When they returned, they were a little under the weather. Jimmy claimed that he was too pissed to do anything at all, and decided to take a nap in the back of the van. This left Klors Krusel to do the reassembly on his own. Klors has only been with us for six years, and had not seen one of the old AK552 burner control assemblies before. Added to this was the fact that, as he explained himself "Although I wasn't as pissed as Jimmy, I had had a few." He admits that he had some difficulty getting everything together, but at last it seemed to fit, and at 6:27 pm he turned the gas back on, and returned to the van where he awakened Jimmy, who being the more senior of the two, had to sign the overtime applications on the timesheets.

The two started their journey back to town just as the councillors emerged from the Shire Offices after a long and gruelling debate. The issue had been a permit application to build a piggery next door (up wind) to the Shire President's mother in law's home. The townspeople explained later that the President was always grumpy after a debate in which he was hoping for one outcome, but had to appear to be trying to achieve another.

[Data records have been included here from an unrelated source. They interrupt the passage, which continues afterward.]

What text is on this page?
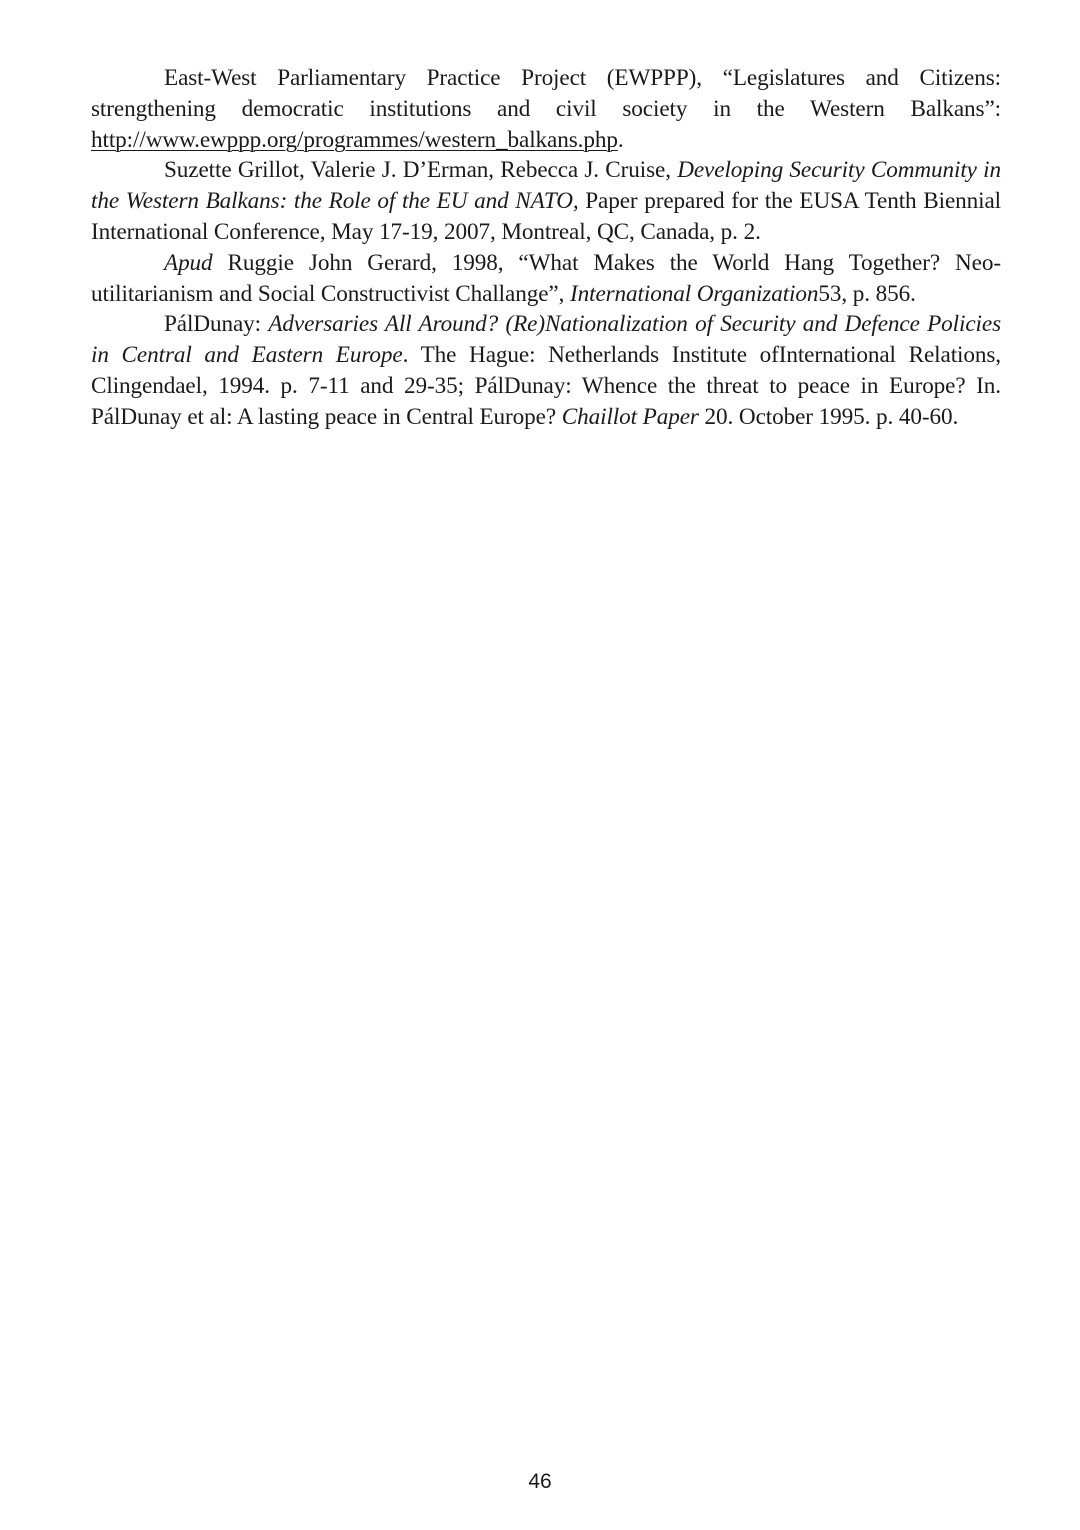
East-West Parliamentary Practice Project (EWPPP), “Legislatures and Citizens: strengthening democratic institutions and civil society in the Western Balkans”: http://www.ewppp.org/programmes/western_balkans.php.

Suzette Grillot, Valerie J. D’Erman, Rebecca J. Cruise, Developing Security Community in the Western Balkans: the Role of the EU and NATO, Paper prepared for the EUSA Tenth Biennial International Conference, May 17-19, 2007, Montreal, QC, Canada, p. 2.

Apud Ruggie John Gerard, 1998, “What Makes the World Hang Together? Neo-utilitarianism and Social Constructivist Challange”, International Organization53, p. 856.

PálDunay: Adversaries All Around? (Re)Nationalization of Security and Defence Policies in Central and Eastern Europe. The Hague: Netherlands Institute ofInternational Relations, Clingendael, 1994. p. 7-11 and 29-35; PálDunay: Whence the threat to peace in Europe? In. PálDunay et al: A lasting peace in Central Europe? Chaillot Paper 20. October 1995. p. 40-60.

46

Of course, the Strudel solenoid valve wasn't present in this installation, but the pipes for it were there, together with the conduit (without wires) from the Control Cubicle. With the benefit of hindsight, one could say that we should have used incompatible fittings, but that is all water under the bridge (or water through the club foyer ceiling, actually) now.

How was Klors to know that the gas line to the auxiliary Strudel solenoid valve wasn't meant to be connected to the conduit, which being without wires, looked for all the world like an auxiliary burner gas pipe? It appears that the space under the spa surrounding the blower inlet filter filled with gas within minutes after Klors turned on the gas.

Molly says that if she had asked the Shire President not to smoke his cigar in the spa once, she had asked him a hundred times. The ash used to clog the water filter. It is almost certain that this was the source of ignition. Just as well too. Klors assembled the ignition unit incorrectly, and the oven could never have been started up that night in the proper way. If it hadn't been for the Shire President's cigar, there would have been no bread in Woopdegoop on the Wednesday.

It is clear that as the gas wasn't even ignited on the same premises as the oven, let alone by a fault in the oven itself, our Company has no liability in this case.